Emmanuel Macron est arrivé lundi soir à Damas pour une visite inédite, la première en Syrie d’un chef d’État d’une puissance occidentale depuis la chute de Bachar al-Assad et l’arrivée au pouvoir fin 2024 du président Ahmed al-Chareh.
Un déplacement tenu secret pour des raisons de sécurité
La France n’avait pas voulu communiquer sur le déplacement du président jusqu’à l’atterrissage, notamment pour des raisons de sécurité dans ce pays qui traverse un fragile processus de pacification après 13 ans de guerre civile, et où un attentat à la bombe dans la capitale a fait dix morts jeudi.
Il s’agit du premier déplacement en Syrie d’un président français depuis ceux de Nicolas Sarkozy en 2008-2009, avant la rupture provoquée par la répression du Printemps arabe en 2011 par le pouvoir de Bachar al-Assad. L’agence officielle syrienne Sana a qualifié lundi cette visite d'« historique », la présentant comme « une étape charnière dans le processus de rétablissement de la présence internationale de la Syrie ».
Un pari risqué : Macron avait déjà accueilli al-Chareh à Paris
Emmanuel Macron avait déjà été le premier dirigeant occidental à accueillir Ahmed al-Chareh, en mai 2025, lorsqu’il avait fait le pari d’accompagner la transition syrienne en s’affichant à l’Élysée avec ce dirigeant au passé djihadiste malgré les critiques de plusieurs de ses opposants à droite et à l’extrême droite.

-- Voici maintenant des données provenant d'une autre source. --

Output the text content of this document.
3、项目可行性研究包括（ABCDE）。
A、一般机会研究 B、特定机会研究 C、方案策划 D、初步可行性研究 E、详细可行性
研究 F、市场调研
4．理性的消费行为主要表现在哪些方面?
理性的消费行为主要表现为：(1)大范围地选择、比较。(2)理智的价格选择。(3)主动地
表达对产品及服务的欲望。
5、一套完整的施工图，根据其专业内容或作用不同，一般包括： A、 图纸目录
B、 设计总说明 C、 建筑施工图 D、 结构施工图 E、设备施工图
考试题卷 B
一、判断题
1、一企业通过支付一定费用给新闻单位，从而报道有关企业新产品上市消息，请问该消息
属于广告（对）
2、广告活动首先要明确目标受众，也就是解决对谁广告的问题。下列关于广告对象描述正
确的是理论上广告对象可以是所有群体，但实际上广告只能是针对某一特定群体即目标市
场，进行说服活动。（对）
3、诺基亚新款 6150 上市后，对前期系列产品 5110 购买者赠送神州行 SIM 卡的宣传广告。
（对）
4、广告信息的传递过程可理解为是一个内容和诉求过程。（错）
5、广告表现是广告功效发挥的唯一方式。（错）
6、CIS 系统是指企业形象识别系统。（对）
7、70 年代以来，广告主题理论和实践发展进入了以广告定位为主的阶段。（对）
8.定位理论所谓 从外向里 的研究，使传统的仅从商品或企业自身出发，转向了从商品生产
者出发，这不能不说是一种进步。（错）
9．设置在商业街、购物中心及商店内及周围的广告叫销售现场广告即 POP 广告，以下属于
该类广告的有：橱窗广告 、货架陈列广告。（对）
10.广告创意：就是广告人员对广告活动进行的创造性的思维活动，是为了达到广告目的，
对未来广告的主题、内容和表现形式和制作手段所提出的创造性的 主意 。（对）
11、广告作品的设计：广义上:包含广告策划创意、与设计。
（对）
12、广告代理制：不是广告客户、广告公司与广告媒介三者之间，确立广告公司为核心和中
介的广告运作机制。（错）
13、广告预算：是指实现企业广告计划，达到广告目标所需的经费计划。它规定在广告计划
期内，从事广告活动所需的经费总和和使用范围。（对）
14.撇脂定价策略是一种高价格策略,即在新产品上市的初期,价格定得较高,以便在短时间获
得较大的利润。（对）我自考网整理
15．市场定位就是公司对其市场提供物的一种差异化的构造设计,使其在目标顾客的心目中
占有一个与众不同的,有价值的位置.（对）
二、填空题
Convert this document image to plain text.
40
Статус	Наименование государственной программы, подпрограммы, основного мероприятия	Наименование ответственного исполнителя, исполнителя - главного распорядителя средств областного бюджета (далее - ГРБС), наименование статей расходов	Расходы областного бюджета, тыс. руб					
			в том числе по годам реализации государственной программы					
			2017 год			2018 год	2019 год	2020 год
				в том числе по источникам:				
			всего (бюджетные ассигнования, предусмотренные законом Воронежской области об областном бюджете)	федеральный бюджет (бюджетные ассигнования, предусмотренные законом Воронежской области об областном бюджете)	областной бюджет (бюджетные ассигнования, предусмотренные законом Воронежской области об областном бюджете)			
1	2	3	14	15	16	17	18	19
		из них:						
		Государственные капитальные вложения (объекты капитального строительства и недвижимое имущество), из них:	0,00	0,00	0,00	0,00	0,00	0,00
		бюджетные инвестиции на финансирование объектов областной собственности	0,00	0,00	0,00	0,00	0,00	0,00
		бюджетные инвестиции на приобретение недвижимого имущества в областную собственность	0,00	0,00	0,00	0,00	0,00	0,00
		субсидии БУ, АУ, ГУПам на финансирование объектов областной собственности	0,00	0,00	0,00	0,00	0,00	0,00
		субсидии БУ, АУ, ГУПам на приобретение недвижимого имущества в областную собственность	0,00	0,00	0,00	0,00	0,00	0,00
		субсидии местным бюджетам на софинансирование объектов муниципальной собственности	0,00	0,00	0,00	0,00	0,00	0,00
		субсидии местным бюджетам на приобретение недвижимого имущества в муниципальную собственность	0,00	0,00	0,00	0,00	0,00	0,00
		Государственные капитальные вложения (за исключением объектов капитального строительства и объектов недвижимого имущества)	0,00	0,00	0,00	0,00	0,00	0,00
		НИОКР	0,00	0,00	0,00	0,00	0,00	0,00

Adoubé également par Trump, la visite à Paris avait précédé un autre déplacement, encore plus stratégique, du dirigeant syrien à Washington auprès de Donald Trump, et la levée des sanctions européennes et américaines contre la Syrie.
Des patrons français pour évoquer la reconstruction
Le président français est accompagné de plusieurs acteurs économiques, dont les patrons de CMA-CGM Rodolphe Saadé et de TotalEnergies Patrick Pouyanné, pour évoquer la reconstruction du pays et la reprise des investissements, même si les entreprises françaises se montrent encore timides.
Des conditions et des dossiers sensibles
« La nouvelle Syrie ne sera notre partenaire qu’à la condition que sa pluralité soit parfaitement prise en compte », a prévenu l’Élysée, tout en assurant que Paris était « confiant » et « exigeant » à cet égard. « Pas question » qu’un « pouvoir exclusif se substitue à un autre pouvoir exclusif ».
Le président al-Chareh s’est engagé à protéger les minorités, mais des massacres d’Alaouites en mars 2025 et des affrontements sanglants avec des combattants druzes il y a un an ont laissé des traces.
Autres dossiers majeurs, la lutte contre le groupe djihadiste État islamique, auquel la Syrie participe désormais, ainsi que la présence encore des derniers djihadistes français sur le territoire syrien. La France a été frappée en 2015 par des attentats majeurs orchestrés depuis ce pays.
Un contexte géopolitique complexe
Denis Bauchard, ex-ambassadeur et expert à l’Institut français des relations internationales, voit aussi dans ce voyage « la volonté du président Macron de consolider le nouveau régime en Syrie à un moment où, par ailleurs, Israël fait tout pour, au contraire, conserver une Syrie faible et fragmentée, et qui se méfie de l’ombre de la Turquie derrière al-Chareh ».